17- va sans dire que les projets de révision relative aux réformes politiques ne peuvent se faire dans les meilleurs délais. Affirmer le contraire serait venir à l'encontre aussi bien de l'usage que de la logique même des réformes ! Que dire lorsqu'il s'agit de réformes politiques de base telles celles que définit le décret n°2021/117 qui «doivent, aux termes de l'article 22 dudit décret, avoir pour objet l'établissement d'un véritable régime démocratique dans lequel le peuple est effectivement le titulaire de la souveraineté et la source des pouvoirs qui les exerce à travers des représentants élus ou par voie de référendum»? La réforme suppose la réflexion, la concertation, la lecture et la comparaison ! Ces tâches synonymes de réformes de fond s'étendant dans le temps et échappent à la prévision chronologique sauf fixation par le texte d'un deadline chose que le décret présidentiel ne prévoit pas.
b) Le décret Présidentiel passe outre les limites chronologiques
18-Tout en investissant le président de la République de larges pouvoirs, le décret n°2021/117 observe le silence quant à son domaine chronologique. Plusieurs manifestations de ce silence peuvent être soulignées. La plus significative est celle prise du défaut de définition d'un deadline pour la finalisation des projets de réformes politiques ainsi que celui de leur soumission aux referendums au sens de l'article 22 du décret présidentiel n°2021/117. Il en est également du défaut de définition des délais de mise en place de la commission en charge de collaborer avec le Président de la République en vue de mettre en place les réformes politiques au sens de l'article 22 du décret présidentiel susvisé.
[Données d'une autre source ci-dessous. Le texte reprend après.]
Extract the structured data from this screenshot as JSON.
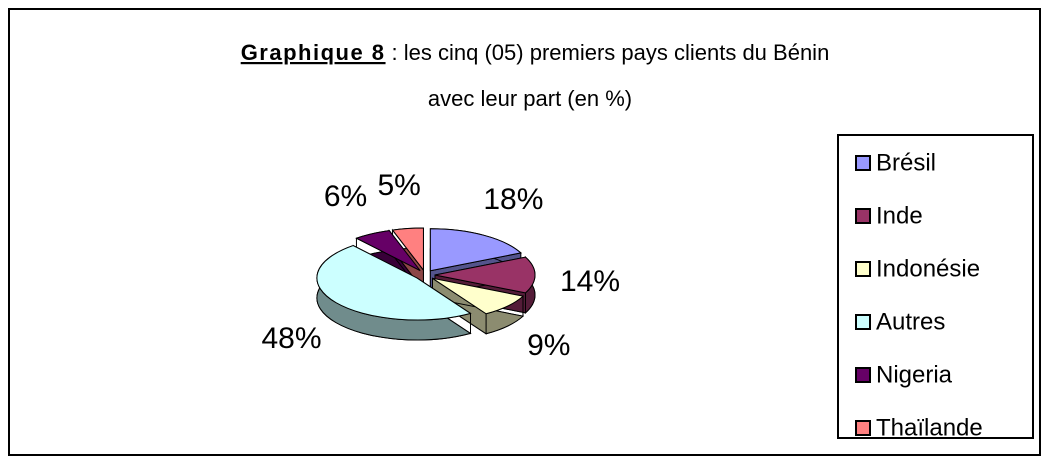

19- Ainsi soulignées, ces lacunes du texte viendraient jeter un sérieux doute sur sa nature exceptionnelle. Les exceptions devant toujours être limitées dans le temps et dans l'espace(2). L'Etat d'exception supposé tenir d'une exception risque d'être érigé au rang d'une règle. La volonté confirmée du Président de la République de préserver les droits et les libertés, risque alors d'être contredite si bien que l'Etat d'exception tant qu'il perdure, justifiera les mesures exceptionnelles telle l'assignation à domicile(3) qui s'analyse comme une limité à la liberté fondamentale de circuler.
20- La phase est critique ! Le temps devrait être scrupuleusement compté si l'on voulait franchir le camp et atteindre les objectifs escomptés tels que proclamés par le Président de la République dans son discours historique du 25 Juillet 2021.
Najet Brahmi Zouaoui
Professeure à la faculté de Droit et des Sciences politiques de Tunis.
Avocate près la Cour de Cassation.
Secrétaire générale de l'Alliance internationale des femmes avocates auprès de Genève.
1) L'article 23 du décret présidentiel prévoit que « Le préambule de la constitution, ses premiers et deuxièmes chapitres et toutes les dispositions constitutionnelles qui ne sont pas contraires aux dispositions du présent décret Présidentiel, continuent à s'appliquer ».
2) Article 540 du code des obligations et des contrats.
3) Sur lune lecture juridique de l'assignation à domicile, voir notre article Najet Brahmi Zouaoui, De l'Etat d'exception vers une justice d'exception, Le premier bilan : Du 25 juillet 2021 au 25 août 2021 », Leaders du 27 août 2021.